でも、チェコスロヴァキアの首都プラハは、モーツァルトが愛し、ドヴォルザークやスメタナを生んだ街。私と娘のガイドブックには、美術館や劇場や教会など、ぜひ訪ねたいところにたくさんの丸印がついていました。
私たちは、プラハの旧市街を歩いていました。広い通りや広場には、人・人・人の波。両側のどの建物にも、チェコスロヴァキアの3色の旗と赤旗が飾られています。広場では国歌が流れ、集会が行われていました。「何だかわかんないけど、今日は何か大きな行事があるのよね」と娘が言いました。
後でわかったことですが、その日1989年2月23日は、チェコスロヴァキアの社会主義宣言をした記念日なのでした。
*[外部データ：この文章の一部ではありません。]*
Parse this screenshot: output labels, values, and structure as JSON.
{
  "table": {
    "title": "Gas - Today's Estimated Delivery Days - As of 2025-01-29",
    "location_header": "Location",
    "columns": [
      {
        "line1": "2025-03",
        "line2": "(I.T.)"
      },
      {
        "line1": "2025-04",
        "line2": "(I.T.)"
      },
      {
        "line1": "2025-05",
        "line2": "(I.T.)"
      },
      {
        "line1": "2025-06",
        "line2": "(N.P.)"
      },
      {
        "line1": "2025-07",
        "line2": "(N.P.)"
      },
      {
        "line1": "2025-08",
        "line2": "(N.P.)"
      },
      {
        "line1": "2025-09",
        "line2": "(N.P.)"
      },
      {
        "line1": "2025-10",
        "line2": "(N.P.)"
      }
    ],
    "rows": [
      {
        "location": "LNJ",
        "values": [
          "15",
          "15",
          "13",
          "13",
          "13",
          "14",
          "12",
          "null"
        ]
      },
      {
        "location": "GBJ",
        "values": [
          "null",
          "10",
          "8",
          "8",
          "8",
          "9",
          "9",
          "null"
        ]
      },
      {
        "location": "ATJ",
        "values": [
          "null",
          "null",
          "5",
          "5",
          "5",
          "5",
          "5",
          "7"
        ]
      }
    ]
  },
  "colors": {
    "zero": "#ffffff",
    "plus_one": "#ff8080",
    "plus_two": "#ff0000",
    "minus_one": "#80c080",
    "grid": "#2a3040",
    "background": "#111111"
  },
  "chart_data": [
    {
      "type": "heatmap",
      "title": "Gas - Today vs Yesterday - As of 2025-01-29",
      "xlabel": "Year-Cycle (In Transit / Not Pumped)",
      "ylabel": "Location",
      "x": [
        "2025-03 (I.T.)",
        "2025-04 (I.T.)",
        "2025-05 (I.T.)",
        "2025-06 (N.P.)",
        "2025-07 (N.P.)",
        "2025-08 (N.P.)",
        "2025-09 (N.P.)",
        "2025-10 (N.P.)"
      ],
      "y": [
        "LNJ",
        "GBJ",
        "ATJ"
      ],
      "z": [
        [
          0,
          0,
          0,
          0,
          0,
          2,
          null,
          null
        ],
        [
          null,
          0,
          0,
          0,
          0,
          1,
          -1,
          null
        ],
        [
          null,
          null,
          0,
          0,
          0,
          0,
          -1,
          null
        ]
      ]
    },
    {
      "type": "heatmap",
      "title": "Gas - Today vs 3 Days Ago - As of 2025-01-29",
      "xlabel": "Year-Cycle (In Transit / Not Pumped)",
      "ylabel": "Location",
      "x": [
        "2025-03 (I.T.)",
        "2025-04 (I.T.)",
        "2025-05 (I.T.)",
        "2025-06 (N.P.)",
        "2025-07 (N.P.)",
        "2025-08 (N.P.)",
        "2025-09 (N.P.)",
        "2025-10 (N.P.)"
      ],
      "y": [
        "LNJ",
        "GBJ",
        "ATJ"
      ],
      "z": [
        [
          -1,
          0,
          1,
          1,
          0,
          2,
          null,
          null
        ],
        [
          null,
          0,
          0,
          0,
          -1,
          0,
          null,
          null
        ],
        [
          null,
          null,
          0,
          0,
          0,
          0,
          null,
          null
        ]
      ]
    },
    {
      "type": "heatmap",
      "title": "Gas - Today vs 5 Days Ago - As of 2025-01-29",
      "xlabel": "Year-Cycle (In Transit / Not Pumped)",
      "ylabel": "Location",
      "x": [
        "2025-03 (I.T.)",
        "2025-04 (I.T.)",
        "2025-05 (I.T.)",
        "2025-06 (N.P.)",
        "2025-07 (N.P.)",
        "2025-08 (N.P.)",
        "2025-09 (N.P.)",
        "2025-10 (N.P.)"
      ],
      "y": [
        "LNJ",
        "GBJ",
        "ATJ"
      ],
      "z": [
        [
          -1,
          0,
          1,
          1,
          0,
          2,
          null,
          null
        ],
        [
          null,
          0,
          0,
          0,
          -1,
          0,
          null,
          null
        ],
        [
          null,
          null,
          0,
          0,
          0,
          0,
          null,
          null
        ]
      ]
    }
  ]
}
それから半年ほど後に、東欧諸国に改革の嵐が吹き荒れ、チェコではビロード革命が起こり国の体制が変わることとなります。私たち親子がいたあの広場での集会は、社会主義国チェコスロヴァキアが祝った、最後の記念式典だったのです。
人混みを避けて私たちは横道に入りました。モルダウ河(その国では、本当はヴルタヴァ河と呼んでいたのですが)に近い道を入ったところが、かつてのユダヤ人街。そこの古めかしい建物の扉が開いていたので、「ドブリデン」と前夜、ガイドブックで覚えたばかりの挨拶を小声でして入りました。
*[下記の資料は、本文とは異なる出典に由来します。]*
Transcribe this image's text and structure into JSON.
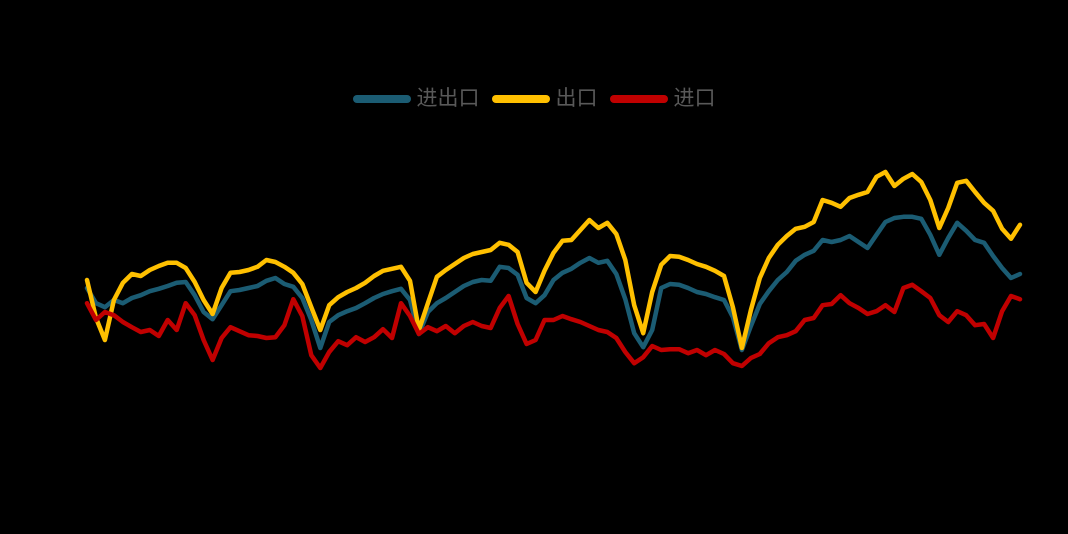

そこに、絵が展示されていました。学校の建物の前に男の子と女の子が並んでいる絵。干し草をいつばいに積んだ馬車の絵。赤や黄の花の上を蝶が舞っている絵。……普通の子どもの日常を描いた絵。ある絵を見るまではそう思っていました。中央に今まさに首を吊られようとしている男がいる。その胸にはダビデの星。そして、上の方には街灯にもたれて立つ男の子……。
「あっ、これは……」。娘と顔を見合わせました。
数日前に訪れていたアウシュヴィッツ。そこで買い求めた本の中にあった数行の文章。「アウシュヴィッツで殺されたのは大人だけではない。たくさんの幼い生命が容赦なく奪われた。才能も花開く前に消された。チェコスロヴァキアのテレジン収容所で絵を描き、詩を書いていた1万5000人の子どもたちも……」。なにげなく眺めていた絵が、まさにその絵だったのです。
その夜、私は博物館で買い求めた薄っぺらなフランス語のパンフレットを、辞書を片手に読みました。窓の外が明るくなるころ、それらの絵がどういう状況で描かれたものかがわかったのです。